De Gouden Eeuw is een glorieuze periode uit onze geschiedenis. Toch valt er ook iets negatiefs op: corruptie! Dat is meteen één van de belangrijkste onderwerpen waar het in dit boek om draait, belichaamd door de griffier van de Staten Generaal, Cornelis Musch, de personificatie van corruptie. Hij is grotendeels de verteller (samen met andere ooggetuigen) in dit eerste deel van de Johan de Witt-trilogie van Jean-Marc van Tol. Een andere ik-verteller is graaf Willem Frederik (van Nassau-Dietz) stadhouder van Friesland, Groningen en Drenthe. Het zijn aantekeningen uit zijn geheime dagboeken.
Van Tol won met zijn kompanen John Reid en Bastiaan Geleijnse in 2003 de Stripschapprijs voor de dagelijkse cartoon Fokke & Sukke in NRC Handelsblad (Van Tol is de tekenaar). Het lijkt een hele stap van striptekenaar naar een ‘true history’ roman. Daarbij vergeten we echter dat Van Tol van oorsprong historisch letterkundige is. Hij studeerde aan de UvA bij Marijke Spies en Herman Pleij en schreef zijn eindscriptie over het jaar 1650, het jaar waarin ook deze roman zich afspeelt. Ook is hij gastonderzoeker bij Huygens ING. Daar werkt hij een dag per week mee aan het project om de volledige briefwisseling van Johan de Witt te digitaliseren en voor een groot publiek te ontsluiten.
Musch had de bedoeling zijn “Gedenkschriften van Cornelis Musch” in druk uit te brengen. Het manuscript is echter ergens tijdens het transport naar de drukker, Willem Breeckevelt, verloren gegaan. Van Tol reconstrueert het als het ware, waarbij hij zich baseert op feiten en alleen daar waar die niet (meer) aanwezig zijn, ze ‘aanvult’ met fictie en dialogen. Zijn openingszinnen luiden: “Als u dit leest ben ik dood. Mijn einde is onvermijdelijk.” Vervolgens zegt hij zich op zolder te gaan ophangen. Musch is dus door zelfmoord om het leven gekomen, hoewel daaraan wel getwijfeld kan worden. Hij had zich de woede van velen op de hals gehaald. Zijn openbaringen zou de ultieme wraak op zijn tegenstanders zijn.
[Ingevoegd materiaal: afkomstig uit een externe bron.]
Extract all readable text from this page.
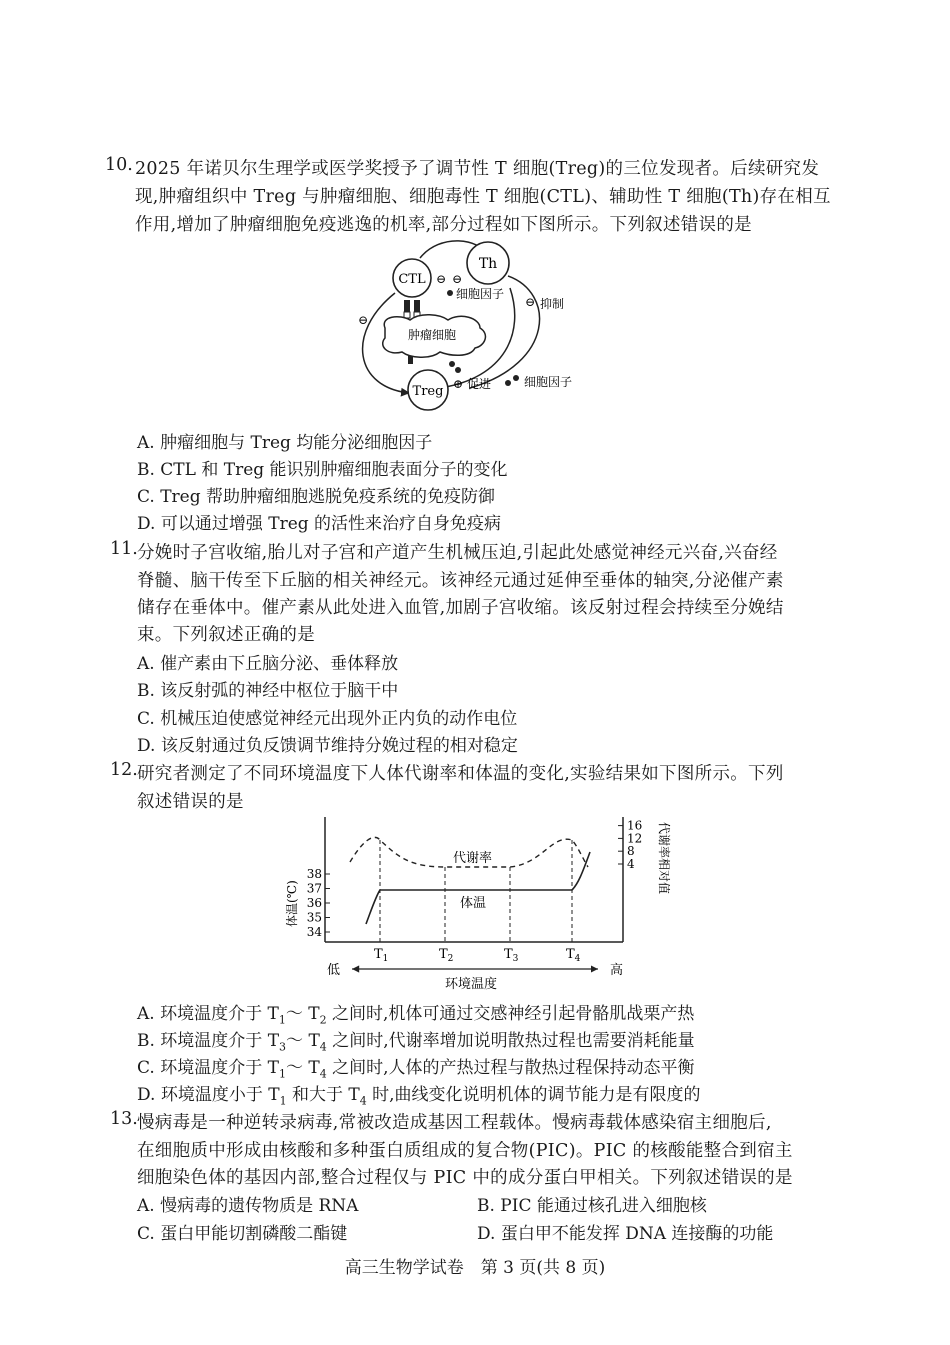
10. 2025 年诺贝尔生理学或医学奖授予了调节性 T 细胞(Treg)的三位发现者。后续研究发
现,肿瘤组织中 Treg 与肿瘤细胞、细胞毒性 T 细胞(CTL)、辅助性 T 细胞(Th)存在相互
作用,增加了肿瘤细胞免疫逃逸的机率,部分过程如下图所示。下列叙述错误的是
⊖
⊖
CTL ⊖ ⊖
Th
细胞因子
抑制
肿瘤细胞
Treg ⊕ 促进	细胞因子
A. 肿瘤细胞与 Treg 均能分泌细胞因子
B. CTL 和 Treg 能识别肿瘤细胞表面分子的变化
C. Treg 帮助肿瘤细胞逃脱免疫系统的免疫防御
D. 可以通过增强 Treg 的活性来治疗自身免疫病
11. 分娩时子宫收缩,胎儿对子宫和产道产生机械压迫,引起此处感觉神经元兴奋,兴奋经
脊髓、脑干传至下丘脑的相关神经元。该神经元通过延伸至垂体的轴突,分泌催产素
储存在垂体中。催产素从此处进入血管,加剧子宫收缩。该反射过程会持续至分娩结
束。下列叙述正确的是
A. 催产素由下丘脑分泌、垂体释放
B. 该反射弧的神经中枢位于脑干中
C. 机械压迫使感觉神经元出现外正内负的动作电位
D. 该反射通过负反馈调节维持分娩过程的相对稳定
12. 研究者测定了不同环境温度下人体代谢率和体温的变化,实验结果如下图所示。下列
叙述错误的是
34
35
36
37
38
4
8
12
16
体温(℃)
代谢率相对值
代谢率
体温
$T_1$	$T_2$	$T_3$	$T_4$
低	高
环境温度
A. 环境温度介于 $T_1\sim$ $T_2$ 之间时,机体可通过交感神经引起骨骼肌战栗产热
B. 环境温度介于 $T_3\sim$ $T_4$ 之间时,代谢率增加说明散热过程也需要消耗能量
C. 环境温度介于 $T_1\sim$ $T_4$ 之间时,人体的产热过程与散热过程保持动态平衡
D. 环境温度小于 $T_1$ 和大于 $T_4$ 时,曲线变化说明机体的调节能力是有限度的
13. 慢病毒是一种逆转录病毒,常被改造成基因工程载体。慢病毒载体感染宿主细胞后,
在细胞质中形成由核酸和多种蛋白质组成的复合物(PIC)。PIC 的核酸能整合到宿主
细胞染色体的基因内部,整合过程仅与 PIC 中的成分蛋白甲相关。下列叙述错误的是
A. 慢病毒的遗传物质是 RNA	B. PIC 能通过核孔进入细胞核
C. 蛋白甲能切割磷酸二酯键	D. 蛋白甲不能发挥 DNA 连接酶的功能
高三生物学试卷　第 3 页(共 8 页)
We lezen over een gesprek in hun koets van Jacob de Witt en zijn zonen Cornelis en Johan, waarbij de laatste – hij is dan drie jaar als jurist bij Van Andel in dienst – zijn vader vertelt cartesiaans wiskundige te willen worden in navolging van René Descartes. Dat is voor Jacob niet ambitieus genoeg. Hij weet dat zijn zoon meer capaciteiten heeft.
De aanval op Amsterdam door stadhouder Willem II, wordt (ook in de ik-vorm, zoals alle getuigenissen) beschreven door Frederik Graaf van Dohna (-Carwinden), tevens gouverneur van het prinsdom Orange. Hij leidt enige compagnieën naar Amsterdam om de macht van de regenten te breken en Willem II meer macht te bezorgen. De expeditie mislukt, doordat men ’s nachts verdwaalt en zo de verrassing eraf is. Gevolg van deze mislukking is de impopulariteit van Willem II, uitmondend in het Tweede Stadhouderloze Tijdperk.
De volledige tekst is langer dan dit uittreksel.